A once-creepy song now sounds SO much better.
The 1944 Christmas song “Baby, it’s Cold Outside” by Frank Loesser may have seemed innocent at the time it was written, but looking back and studying the lyrics brings to light an unsettling realization.
In the duet, a male attempts to convince his female companion to stay the night — despite her repeated insistence on leaving. Some of the lines sung by the woman include, “The answer is no” and “Say, what’s in this drink,” to which the man replies, “How can you do this thing to me?” and “What’s the sense in hurting my pride.”
The male’s coercive rebuttals to the woman’s insistence on leaving is troubling and creepy.
In today’s time, such behavior from a guy would signal some HUGE red flags. Sadly, this decades-old popular holiday song is a piss-poor example of how consent should work.
Lydia Liza, 22, and Josiah Lemanski, 25, a couple from Minneapolis, noticed the uncomfortable nature of the holiday song and decided to change it for the better, so they performed a new rendition of “Baby, it’s Cold Outside” to make the old classic more consent-friendly — and less, well, rape-y.
Their rendition has became a viral hit.
In our society, where news headlines are far too often repeating similar stories of males assaulting a woman’s right to say “no,” Liza and Lemanski’s revised version of the classic song speaks to the importance of respecting a woman’s (or a man's) choice.
Some of the lyrics in the new rendition include, “You reserve the right to say no” and “Baby, I’m fine with that.” These new lyrics show that the male in the song respects the female’s choice, and he accepts her decision to leave.

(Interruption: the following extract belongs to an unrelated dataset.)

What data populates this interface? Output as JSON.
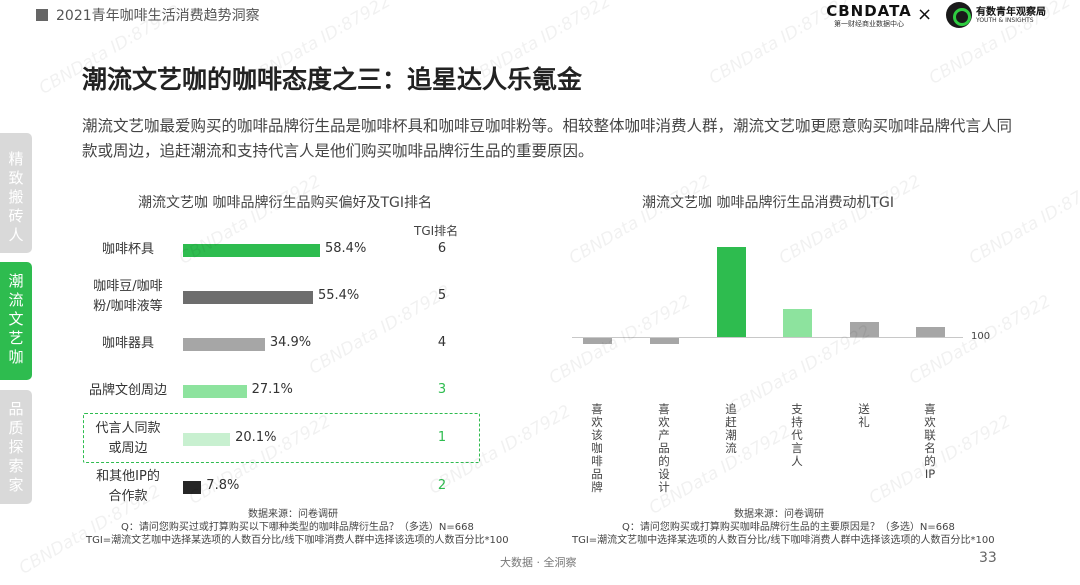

The original version of “Baby, it’s Cold Outside” is problematic because it shows that a man’s refusal to take “no” as an answer is okay and possibly even romantic. In reality, behavior like that is alarming and unpleasant. In fact, the line "Say, what's in this drink?" sounds pretty suspicious to anyone who has ever heard about date rape.
No one wants to have another person try to convince them to change their mind about a choice they made for their own body.
Consent needs to be openly given and respected in every situation, and people should feel comfortable saying “no” whenever they want; just as they should feel comfortable saying "yes" whenever they want.
Refusing to take "no" for an answer does not count as consent.
"We started thinking of the open-ended questions that song has. ... You never figure out if she gets to go home," Liza says in an interview with CNN. "You never figure out if there was something in her drink. It just leaves you with a bad taste in your mouth."
Lemanski also called the song "aggressive and inappropriate." They both hope that this new rendition of the song will bring light to sexual assault and consent, and encourage people to step up and take action.
So take a listen to their song in the video above, and who knows?! Maybe they'll make a whole album's worth of powerful new, re-made music. We sure hope so!